In 2001, the Organization of American States passed the Inter-American Democratic Charter, which allows the Secretary General of the OAS to call for a meeting of the Permanent Council in the event of “…an unconstitutional alteration of the constitutional regime…” The Democratic Charter also permits countries to ask for help from the OAS in strengthening their electoral systems and rule of law, but the OAS may not intervene without the expressed permission of the host country. The evolving threats to democracy pose a unique challenge for the OAS, as the institution seeks to balance its respect for executive sovereignty and its defense of democratic norms. In cases such as Venezuela, while there has been no clear “unconstitutional alteration of power,” it is evident the Chavez/Maduro regime has eroded civil and political the rights and as such of its citizens and the opposition and is unlikely to seek help from the OAS to strengthen democratic practices. In the case of Brazil, although all indications point to the removal of Rousseff as a coup, the mechanisms used have been constitutional, albeit questionably so.

While critiques of Almagro’s handling of the democratic crises in Brazil and Venezuela may be warranted, it is important to understand his hands are tied by the mechanisms at the disposal of the OAS to address these threats to democracy. Although the OAS and Almagro haven been criticized for being pawns of U.S. imperialism, the OAS has voted against U.S. interests and even altered U.S. positions in the past.
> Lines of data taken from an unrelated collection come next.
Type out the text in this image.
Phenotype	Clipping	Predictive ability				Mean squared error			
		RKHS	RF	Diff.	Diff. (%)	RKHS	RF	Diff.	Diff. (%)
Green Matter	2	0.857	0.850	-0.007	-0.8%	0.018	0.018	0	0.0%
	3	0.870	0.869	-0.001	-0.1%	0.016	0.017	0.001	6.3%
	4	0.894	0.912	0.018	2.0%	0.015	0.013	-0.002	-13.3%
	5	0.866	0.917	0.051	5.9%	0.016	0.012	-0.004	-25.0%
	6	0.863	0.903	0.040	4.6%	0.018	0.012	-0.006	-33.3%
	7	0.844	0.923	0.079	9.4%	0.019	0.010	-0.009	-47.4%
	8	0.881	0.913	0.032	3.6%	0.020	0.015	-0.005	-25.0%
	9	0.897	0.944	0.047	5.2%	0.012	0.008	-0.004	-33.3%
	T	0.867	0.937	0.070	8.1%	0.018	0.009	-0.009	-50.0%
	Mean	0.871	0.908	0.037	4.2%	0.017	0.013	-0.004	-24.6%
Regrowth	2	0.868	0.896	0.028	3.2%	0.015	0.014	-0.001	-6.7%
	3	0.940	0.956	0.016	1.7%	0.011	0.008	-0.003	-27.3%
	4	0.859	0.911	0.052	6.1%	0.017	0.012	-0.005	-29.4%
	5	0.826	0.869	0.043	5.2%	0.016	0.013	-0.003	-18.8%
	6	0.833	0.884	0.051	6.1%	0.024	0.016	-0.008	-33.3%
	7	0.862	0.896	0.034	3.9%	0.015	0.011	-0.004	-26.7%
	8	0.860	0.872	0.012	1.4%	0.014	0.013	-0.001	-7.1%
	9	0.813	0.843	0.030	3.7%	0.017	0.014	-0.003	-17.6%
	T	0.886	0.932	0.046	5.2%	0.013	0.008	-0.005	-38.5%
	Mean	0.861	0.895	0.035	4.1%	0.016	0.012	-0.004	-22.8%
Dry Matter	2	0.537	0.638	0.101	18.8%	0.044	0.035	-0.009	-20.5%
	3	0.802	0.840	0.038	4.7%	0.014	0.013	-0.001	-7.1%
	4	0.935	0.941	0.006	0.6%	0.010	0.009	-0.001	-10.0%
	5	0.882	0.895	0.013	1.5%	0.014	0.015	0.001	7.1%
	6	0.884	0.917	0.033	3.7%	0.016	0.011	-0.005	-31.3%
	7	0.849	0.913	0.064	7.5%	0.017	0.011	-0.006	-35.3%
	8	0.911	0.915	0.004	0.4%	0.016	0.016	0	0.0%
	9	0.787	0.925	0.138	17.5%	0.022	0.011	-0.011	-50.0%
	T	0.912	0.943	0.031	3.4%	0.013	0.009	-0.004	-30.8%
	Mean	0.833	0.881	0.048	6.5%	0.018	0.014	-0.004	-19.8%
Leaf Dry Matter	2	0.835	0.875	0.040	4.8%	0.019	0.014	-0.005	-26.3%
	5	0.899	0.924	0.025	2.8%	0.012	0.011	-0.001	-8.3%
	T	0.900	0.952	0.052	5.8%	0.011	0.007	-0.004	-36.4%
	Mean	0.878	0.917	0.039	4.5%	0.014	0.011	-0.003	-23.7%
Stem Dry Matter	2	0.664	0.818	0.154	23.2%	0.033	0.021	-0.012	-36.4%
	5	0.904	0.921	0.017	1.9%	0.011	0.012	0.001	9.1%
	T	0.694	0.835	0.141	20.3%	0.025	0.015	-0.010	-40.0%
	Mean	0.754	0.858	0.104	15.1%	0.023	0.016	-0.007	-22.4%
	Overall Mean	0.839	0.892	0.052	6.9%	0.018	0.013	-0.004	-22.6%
Rather than viewing OAS actions as an attempt to pursue U.S. interests or as hypocritical, it is better to critique the challenges the OAS has in invoking the Democratic Charter. Despite the challenges facing the OAS in promoting democracy in the Americas, it remains the most legitimate actor in pursuing the democracy agenda in the region. In order for the OAS to effectively defend democracy in Latin America against evolving threats, the Democratic Charter must permit the organization to evolve to meet these challenges.

[1] Adam Ratzlaff is a Sié Fellow and M.A. candidate at the Josef Korbel School of International Studies at the University of Denver. He has previously worked with the World Bank, Inter-American Development Bank and Southern Pulse Correspondents on issues related to Latin American politics and economics as well as US-Latin American relations. Adam holds a B.A. in International Relations, Economics and Latin American from Tulane University.

*Disclaimer: The views expressed here are solely those of the author in his private capacity and do not necessarily represent the views of the Southern Pulse.